If approved by the Legislature, the proposal would ask voters to decide whether the mandatory retirement age for judges should be raised to 80 from 70.
In its original form, SB 3202 would have applied to current judges and was seen by critics as a blatant attempt by majority Democrats to prevent Republican Gov. Linda Lingle from appointing a successor to Hawaii Chief Justice Ronald Moon, who turns 70 in 2010, Lingle's final year in office.
"It's a compromise," Rep.
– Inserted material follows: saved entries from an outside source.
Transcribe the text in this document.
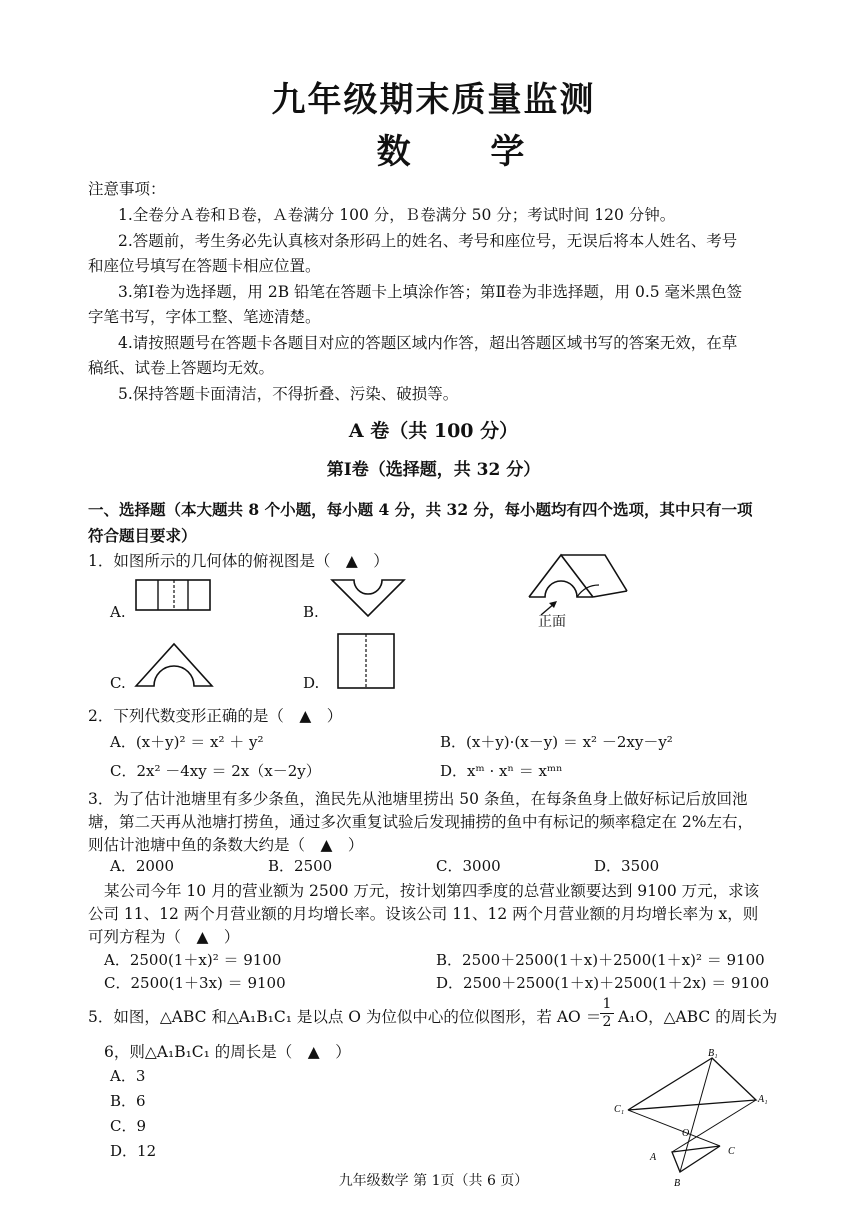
九年级期末质量监测
数 学
注意事项：
1.全卷分Ａ卷和Ｂ卷，Ａ卷满分 100 分，Ｂ卷满分 50 分；考试时间 120 分钟。
2.答题前，考生务必先认真核对条形码上的姓名、考号和座位号，无误后将本人姓名、考号
和座位号填写在答题卡相应位置。
3.第Ⅰ卷为选择题，用 2B 铅笔在答题卡上填涂作答；第Ⅱ卷为非选择题，用 0.5 毫米黑色签
字笔书写，字体工整、笔迹清楚。
4.请按照题号在答题卡各题目对应的答题区域内作答，超出答题区域书写的答案无效，在草
稿纸、试卷上答题均无效。
5.保持答题卡面清洁，不得折叠、污染、破损等。
A 卷（共 100 分）
第Ⅰ卷（选择题，共 32 分）
一、选择题（本大题共 8 个小题，每小题 4 分，共 32 分，每小题均有四个选项，其中只有一项
符合题目要求）
1．如图所示的几何体的俯视图是（　▲　）
A.	B.
C.	D.
正面
2．下列代数变形正确的是（　▲　）
A．(x＋y)² ＝ x² ＋ y²	B．(x＋y)·(x－y) ＝ x² －2xy－y²
C．2x² －4xy ＝ 2x（x－2y）	D．xᵐ · xⁿ ＝ xᵐⁿ
3．为了估计池塘里有多少条鱼，渔民先从池塘里捞出 50 条鱼，在每条鱼身上做好标记后放回池
塘，第二天再从池塘打捞鱼，通过多次重复试验后发现捕捞的鱼中有标记的频率稳定在 2%左右，
则估计池塘中鱼的条数大约是（　▲　）
A．2000	B．2500	C．3000	D．3500
某公司今年 10 月的营业额为 2500 万元，按计划第四季度的总营业额要达到 9100 万元，求该
公司 11、12 两个月营业额的月均增长率。设该公司 11、12 两个月营业额的月均增长率为 x，则
可列方程为（　▲　）
A．2500(1＋x)² ＝ 9100	B．2500＋2500(1＋x)＋2500(1＋x)² ＝ 9100
C．2500(1＋3x) ＝ 9100	D．2500＋2500(1＋x)＋2500(1＋2x) ＝ 9100
5．如图，△ABC 和△A₁B₁C₁ 是以点 O 为位似中心的位似图形，若 AO ＝
$\frac{1}{2} A_1O$，△ABC 的周长为
6，则△A₁B₁C₁ 的周长是（　▲　）
A．3
B．6
C．9
D．12
B₁
C₁
A₁
O
A
C
B
九年级数学 第 1页（共 6 页）
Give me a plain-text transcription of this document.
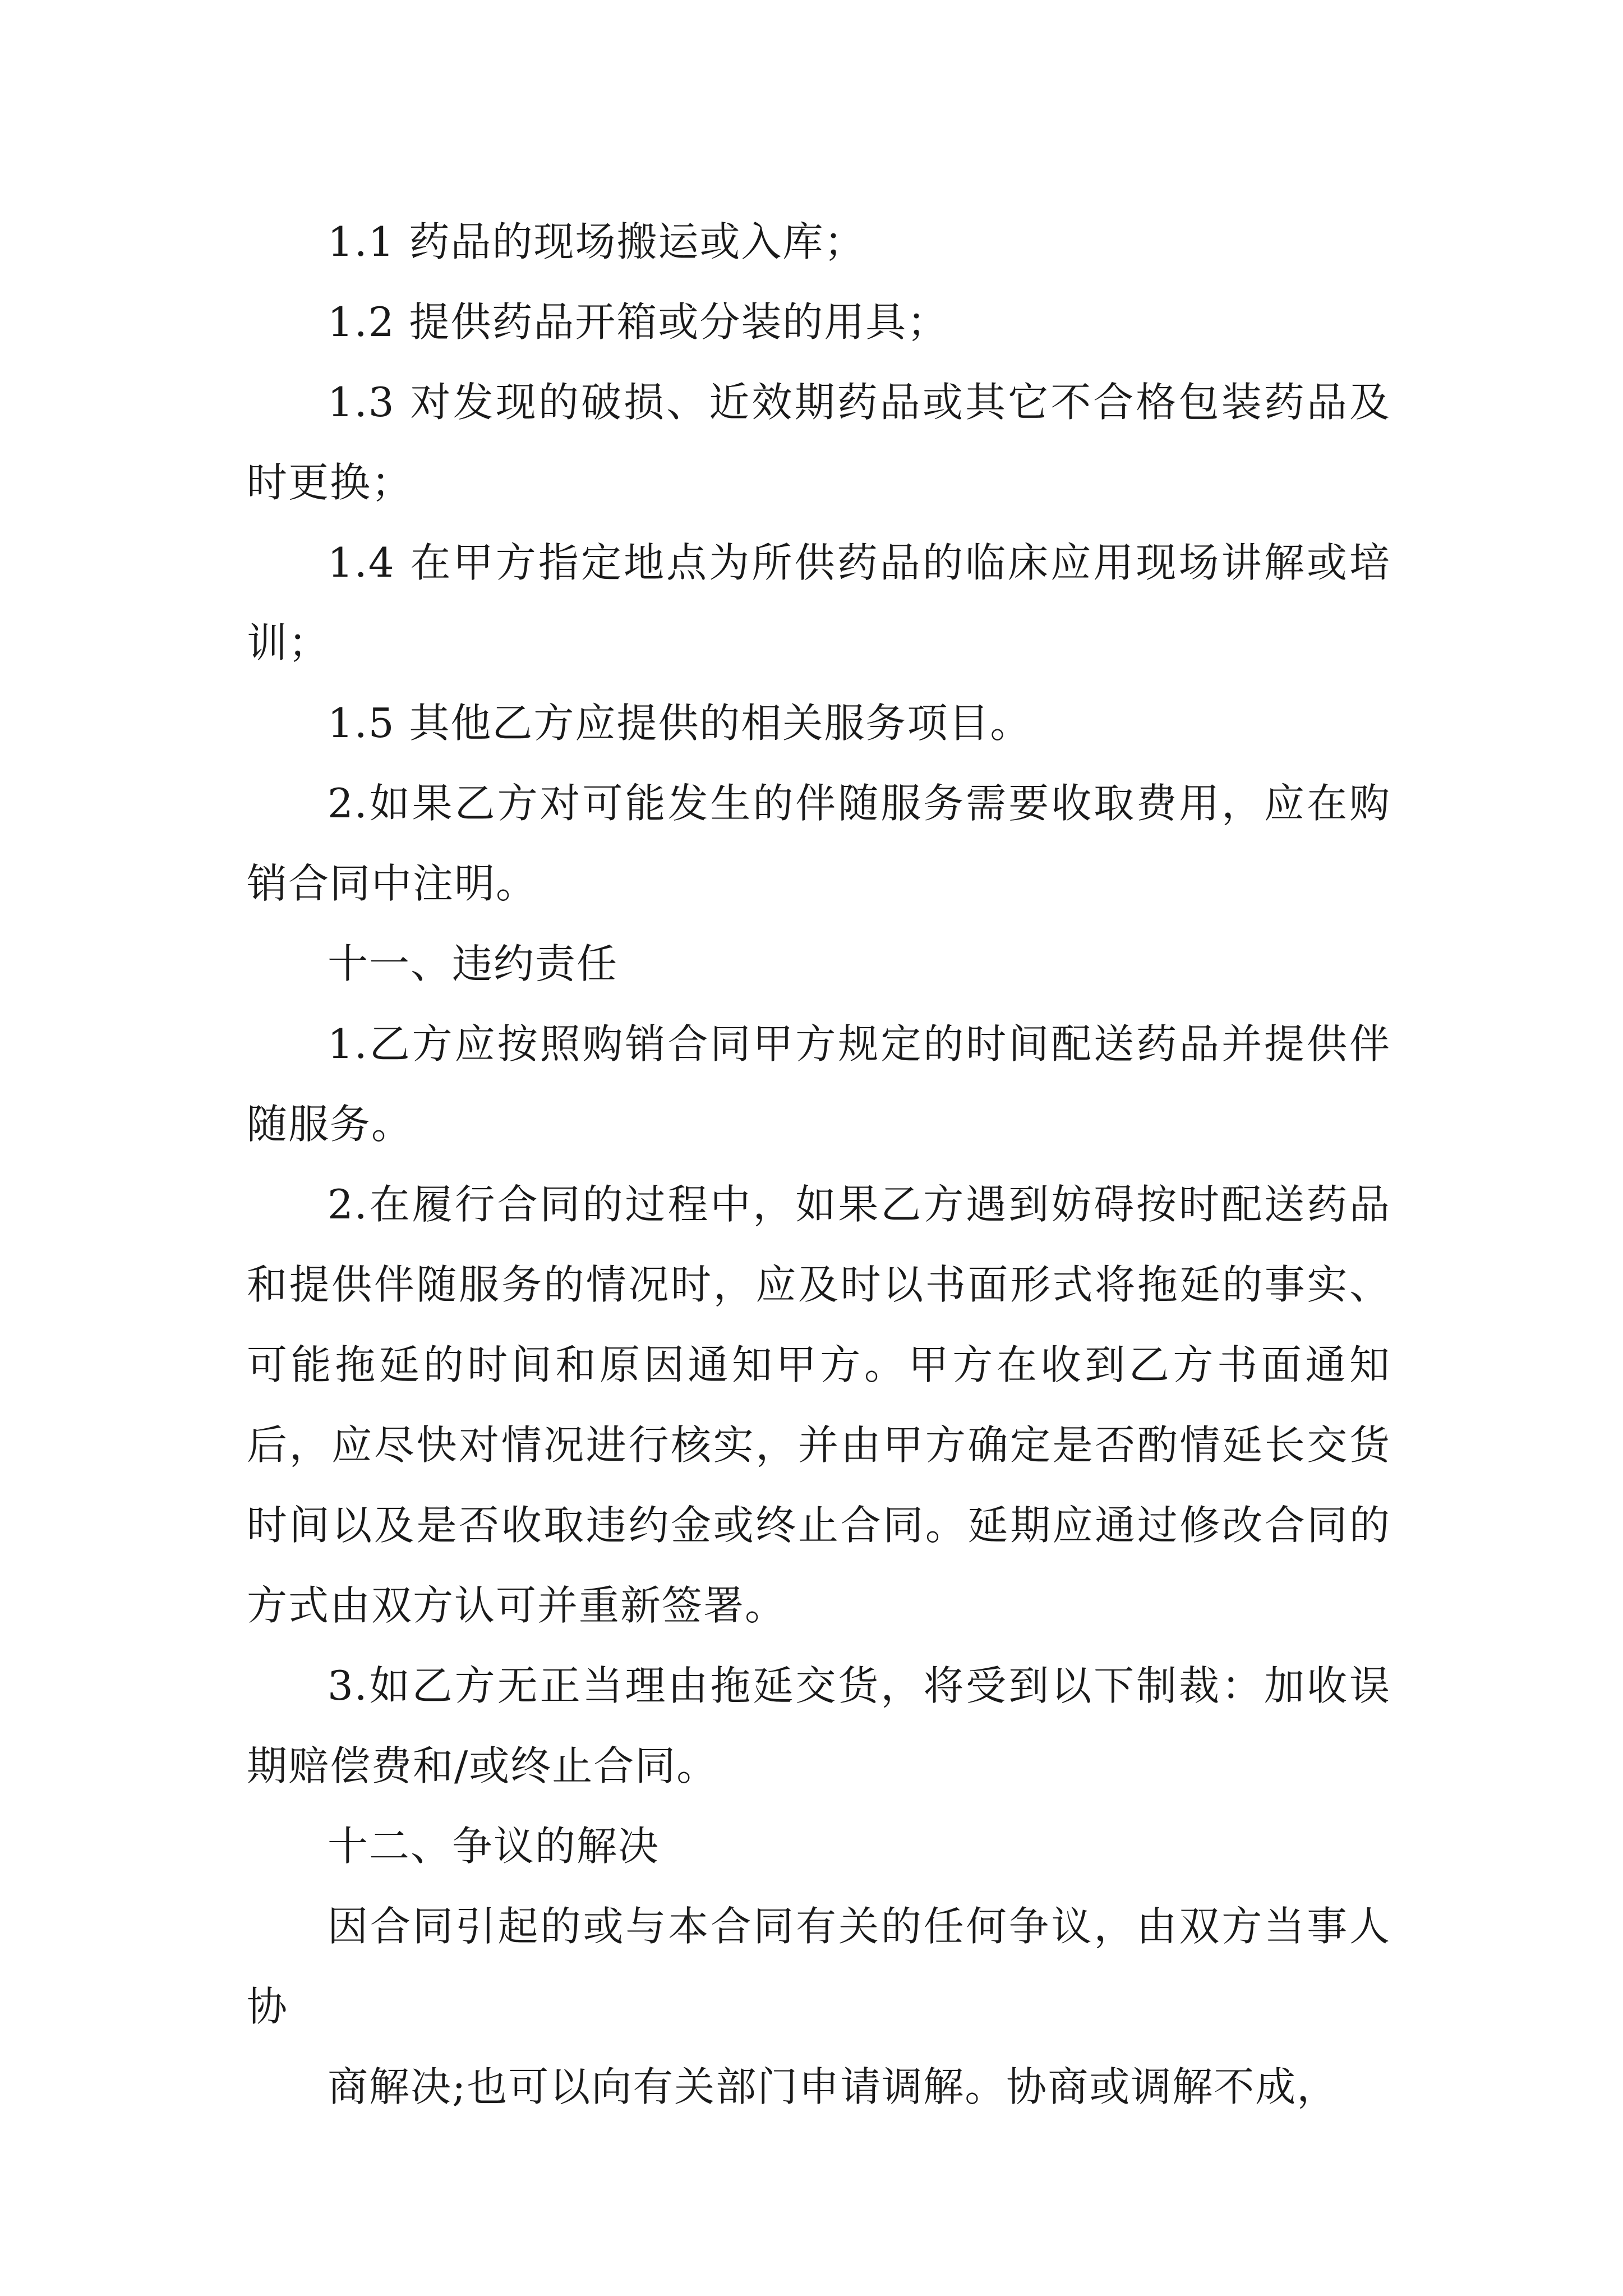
1.1 药品的现场搬运或入库；

1.2 提供药品开箱或分装的用具；

1.3 对发现的破损、近效期药品或其它不合格包装药品及时更换；

1.4 在甲方指定地点为所供药品的临床应用现场讲解或培训；

1.5 其他乙方应提供的相关服务项目。

2.如果乙方对可能发生的伴随服务需要收取费用，应在购销合同中注明。

十一、违约责任

1.乙方应按照购销合同甲方规定的时间配送药品并提供伴随服务。

2.在履行合同的过程中，如果乙方遇到妨碍按时配送药品和提供伴随服务的情况时，应及时以书面形式将拖延的事实、可能拖延的时间和原因通知甲方。甲方在收到乙方书面通知后，应尽快对情况进行核实，并由甲方确定是否酌情延长交货时间以及是否收取违约金或终止合同。延期应通过修改合同的方式由双方认可并重新签署。

3.如乙方无正当理由拖延交货，将受到以下制裁：加收误期赔偿费和/或终止合同。

十二、争议的解决

因合同引起的或与本合同有关的任何争议，由双方当事人协

商解决;也可以向有关部门申请调解。协商或调解不成，
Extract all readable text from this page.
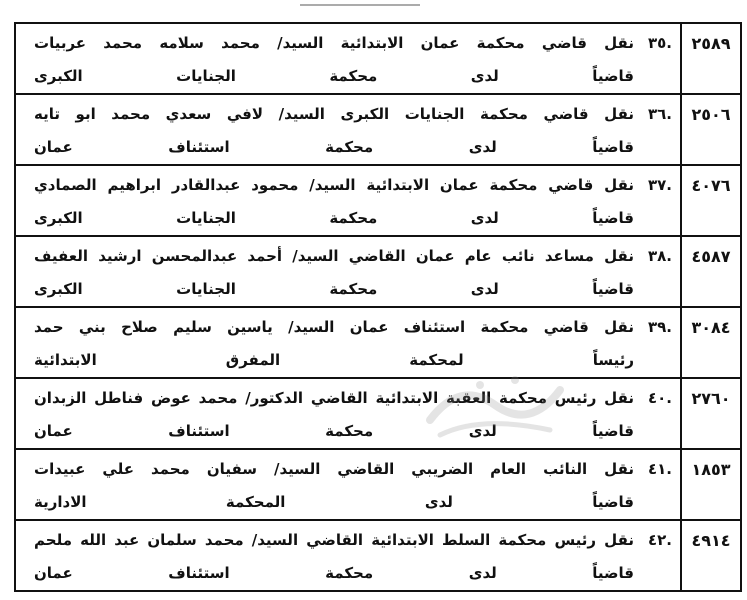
٢٥٨٩	.٣٥
نقل قاضي محكمة عمان الابتدائية السيد/ محمد سلامه محمد عربيات
قاضياً لدى محكمة الجنايات الكبرى

٢٥٠٦	.٣٦
نقل قاضي محكمة الجنايات الكبرى السيد/ لافي سعدي محمد ابو تايه
قاضياً لدى محكمة استئناف عمان

٤٠٧٦	.٣٧
نقل قاضي محكمة عمان الابتدائية السيد/ محمود عبدالقادر ابراهيم الصمادي
قاضياً لدى محكمة الجنايات الكبرى

٤٥٨٧	.٣٨
نقل مساعد نائب عام عمان القاضي السيد/ أحمد عبدالمحسن ارشيد العفيف
قاضياً لدى محكمة الجنايات الكبرى

٣٠٨٤	.٣٩
نقل قاضي محكمة استئناف عمان السيد/ ياسين سليم صلاح بني حمد
رئيساً لمحكمة المفرق الابتدائية

٢٧٦٠	.٤٠
نقل رئيس محكمة العقبة الابتدائية القاضي الدكتور/ محمد عوض فناطل الزبدان
قاضياً لدى محكمة استئناف عمان

١٨٥٣	.٤١
نقل النائب العام الضريبي القاضي السيد/ سفيان محمد علي عبيدات
قاضياً لدى المحكمة الادارية

٤٩١٤	.٤٢
نقل رئيس محكمة السلط الابتدائية القاضي السيد/ محمد سلمان عبد الله ملحم
قاضياً لدى محكمة استئناف عمان
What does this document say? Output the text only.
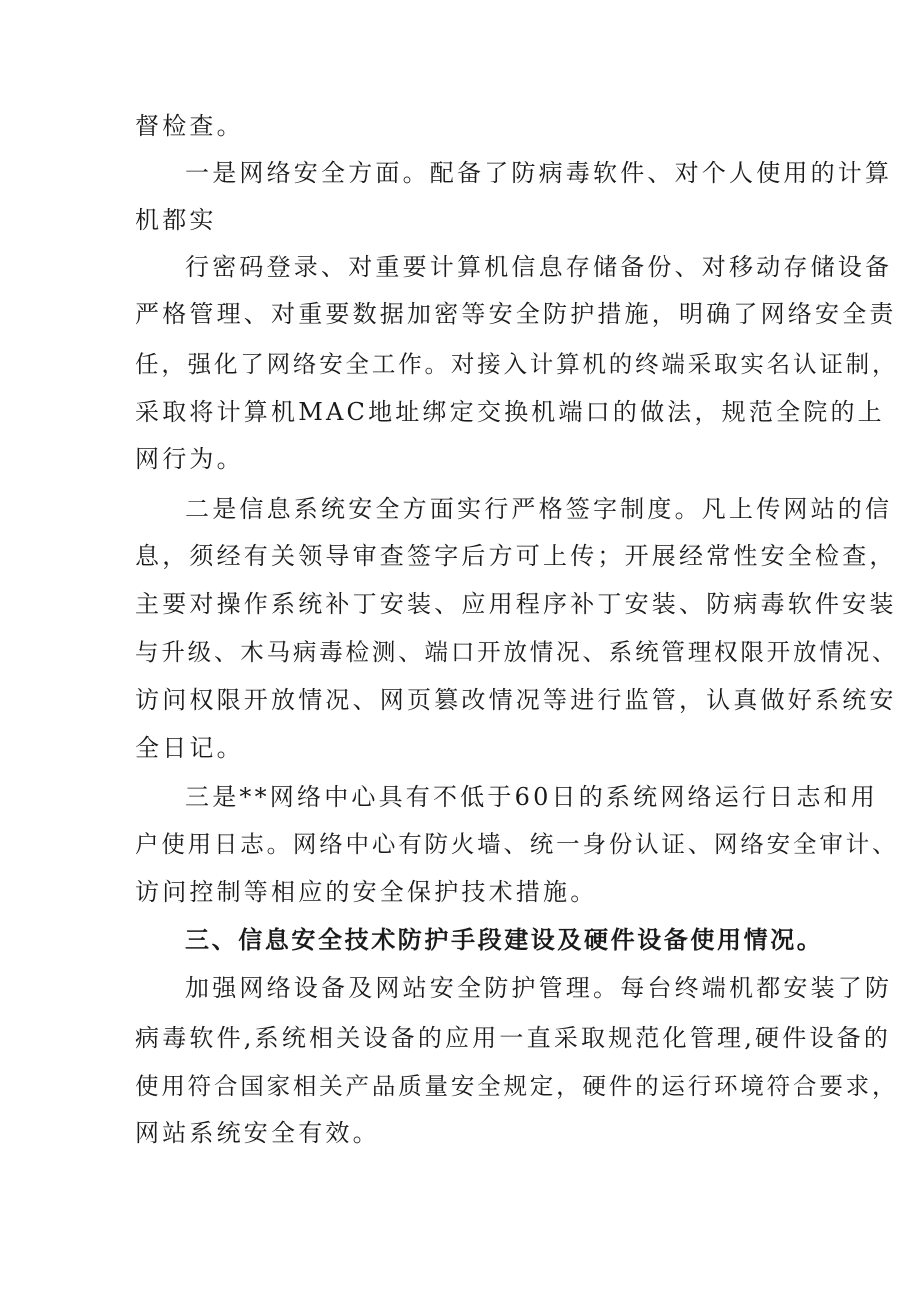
督检查。

一是网络安全方面。配备了防病毒软件、对个人使用的计算

机都实

行密码登录、对重要计算机信息存储备份、对移动存储设备

严格管理、对重要数据加密等安全防护措施，明确了网络安全责

任，强化了网络安全工作。对接入计算机的终端采取实名认证制，

采取将计算机MAC地址绑定交换机端口的做法，规范全院的上

网行为。

二是信息系统安全方面实行严格签字制度。凡上传网站的信

息，须经有关领导审查签字后方可上传；开展经常性安全检查，

主要对操作系统补丁安装、应用程序补丁安装、防病毒软件安装

与升级、木马病毒检测、端口开放情况、系统管理权限开放情况、

访问权限开放情况、网页篡改情况等进行监管，认真做好系统安

全日记。

三是**网络中心具有不低于60日的系统网络运行日志和用

户使用日志。网络中心有防火墙、统一身份认证、网络安全审计、

访问控制等相应的安全保护技术措施。

三、信息安全技术防护手段建设及硬件设备使用情况。

加强网络设备及网站安全防护管理。每台终端机都安装了防

病毒软件,系统相关设备的应用一直采取规范化管理,硬件设备的

使用符合国家相关产品质量安全规定，硬件的运行环境符合要求，

网站系统安全有效。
Tommy Waters, House Judiciary chairman, said of the amended proposal. "The attorney general will agree to it, and it has a better chance of passing, I think, on the ballot."
Voters rejected a proposal in 2006 to remove the mandatory retirement age altogether.
Democrats said the proposal was brought back this year to address concerns about age discrimination.
"My personal opinion is it should be lifted altogether, but I don't think that will pass based on what happened in the last election," said Waters (D, Lanikai-Waimanalo). "I think now we have a real chance of passing it, especially with the attorney general now on board."
Attorney General Mark Bennett said he would support the compromise, but he would prefer to forgo any vote on the matter in favor of forming a task force to study alternatives.
Alternatives could include a system of term limits combined with an age limit for appellate court judges or a system where judges would have to reapply for the position once they reach their term limit and are past a certain age.
The amendment to the bill "takes out the argument that it is politically motivated," Bennett said. "It is a good compromise should this bill move forward."
Proposed constitutional amendments require the approval of two-thirds of both the House and Senate to be placed on the general-election ballot.